Après quelques discussions un peu animées, nous avons choisi Nylann comme prénom pour notre enfant. Elle voulait un prénom typiquement français, Jean ou Pierre. Je souhaitais un prénom hors du commun, pour un enfant qui le serait certainement. De mémoire, ce fut notre unique dispute, si on peut appeler ça une dispute. La vie s’écoulait gentiment, remplie de moments de bonheur. Malika avait réussi à obtenir un rendez-vous avec sa maman, qui voulait connaître son petit-fils. La rencontre eut lieu près de la gare La Part-Dieu, dans une grande brasserie. J’étais évidemment avec ma femme et notre fils. Farah et Aziza, ses deux petites sœurs, étaient là, elles aussi. Très heureuses de faire connaissance avec leur neveu. Farah avait dix ans, Aziza seulement huit ans. Elles lui offrirent un bracelet que Farah avait fabriqué spécialement pour lui. Au fil de la discussion, nous avons compris que son père avait perdu presque toute autorité sur sa famille. Il laissait faire beaucoup plus de choses que précédemment. De mon côté, j’avais un bon salaire et, avec les primes de nuit, cela nous permettait de vivre sereinement sans que Malika ne soit obligée d’aller travailler.
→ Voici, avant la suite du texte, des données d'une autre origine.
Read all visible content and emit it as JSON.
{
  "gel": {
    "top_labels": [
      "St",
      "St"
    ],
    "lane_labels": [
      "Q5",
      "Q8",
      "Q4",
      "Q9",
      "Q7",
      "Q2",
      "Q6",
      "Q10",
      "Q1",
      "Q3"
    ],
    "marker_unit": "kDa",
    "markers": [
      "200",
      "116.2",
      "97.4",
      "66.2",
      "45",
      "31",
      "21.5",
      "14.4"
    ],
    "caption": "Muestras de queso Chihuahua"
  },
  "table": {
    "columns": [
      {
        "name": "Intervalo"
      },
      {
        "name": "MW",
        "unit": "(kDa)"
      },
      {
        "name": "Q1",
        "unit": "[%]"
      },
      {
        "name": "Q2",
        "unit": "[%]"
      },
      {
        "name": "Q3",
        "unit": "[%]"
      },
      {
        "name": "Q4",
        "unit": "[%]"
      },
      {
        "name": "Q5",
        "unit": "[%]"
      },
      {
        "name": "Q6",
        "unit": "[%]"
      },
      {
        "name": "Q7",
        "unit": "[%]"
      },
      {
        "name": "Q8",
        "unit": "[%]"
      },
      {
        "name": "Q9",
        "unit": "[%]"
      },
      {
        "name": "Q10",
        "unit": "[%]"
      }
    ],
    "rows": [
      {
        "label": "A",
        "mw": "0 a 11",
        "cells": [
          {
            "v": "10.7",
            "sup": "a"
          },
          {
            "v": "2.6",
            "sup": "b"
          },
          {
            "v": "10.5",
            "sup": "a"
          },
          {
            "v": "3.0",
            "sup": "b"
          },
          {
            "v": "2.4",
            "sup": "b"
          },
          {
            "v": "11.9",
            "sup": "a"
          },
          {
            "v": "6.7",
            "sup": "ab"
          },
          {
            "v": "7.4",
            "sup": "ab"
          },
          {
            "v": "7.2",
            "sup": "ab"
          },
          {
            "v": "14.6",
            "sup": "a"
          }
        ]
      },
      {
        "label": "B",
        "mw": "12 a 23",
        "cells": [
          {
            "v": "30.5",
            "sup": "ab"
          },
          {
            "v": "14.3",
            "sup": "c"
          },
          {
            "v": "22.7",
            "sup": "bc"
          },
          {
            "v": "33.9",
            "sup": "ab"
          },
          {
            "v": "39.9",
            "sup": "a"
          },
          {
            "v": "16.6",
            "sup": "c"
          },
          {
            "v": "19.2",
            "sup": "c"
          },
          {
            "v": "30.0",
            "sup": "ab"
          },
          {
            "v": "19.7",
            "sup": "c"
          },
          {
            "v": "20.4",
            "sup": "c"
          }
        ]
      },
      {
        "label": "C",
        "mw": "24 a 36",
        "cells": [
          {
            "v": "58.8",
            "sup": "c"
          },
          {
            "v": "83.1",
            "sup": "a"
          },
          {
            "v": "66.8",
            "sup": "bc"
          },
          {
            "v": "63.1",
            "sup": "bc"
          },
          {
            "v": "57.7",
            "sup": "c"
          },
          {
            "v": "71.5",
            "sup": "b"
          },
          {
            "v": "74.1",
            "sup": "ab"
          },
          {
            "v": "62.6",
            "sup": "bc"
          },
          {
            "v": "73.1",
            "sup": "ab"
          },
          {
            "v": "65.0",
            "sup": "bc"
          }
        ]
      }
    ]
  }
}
J’ai invité un collègue de travail à venir passer la soirée à la maison. Il vit seul et c’était aujourd’hui son anniversaire. Je ne l’ai appris que ce matin, quand il a apporté des viennoiseries pour ses collègues de travail. Une fois que tous les autres sont repartis, nous sommes restés seuls à discuter. Je sentais qu’il en avait un énorme besoin. On travaille avec des personnes dont, souvent, on ne sait rien, ou juste ce qu’elles veulent bien nous dire. Que ce soit vrai ou faux, si on n’a aucun moyen de le vérifier, on est bien obligé de croire ce qu’on nous dit. Et, au final, cela nous arrange très bien, la plupart du temps. C’est donc en discutant avec lui que j’ai appris qu’il venait d’avoir trente ans, aujourd’hui, et qu’il vivait seul dans une grande maison, héritée de ses parents. Ni frère, ni sœur, juste un oncle éloigné qui vit près de Tarare, dans le Rhône.
Quand je lui ai demandé ce qu’il faisait de spécial, ce soir ou ce week-end, pour fêter son anniversaire, il me dit qu’il n’avait absolument rien de prévu. C’est pour cette raison que je l’ai invité chez moi. Nous sommes vendredi, pas de travail demain. Je devais juste prévenir ma femme que nous aurions un invité, le soir même, pour ne pas la prendre au dépourvu. Nous avons quelques amis que nous voyons régulièrement, mais son plus grand regret, c’était d’avoir perdu le contact avec sa famille, tunisienne, qui lui reprochait d’avoir épousé un français. Je lui envoyais donc un SMS et elle me répondit qu’elle ferait avec ce qui restait dans le réfrigérateur.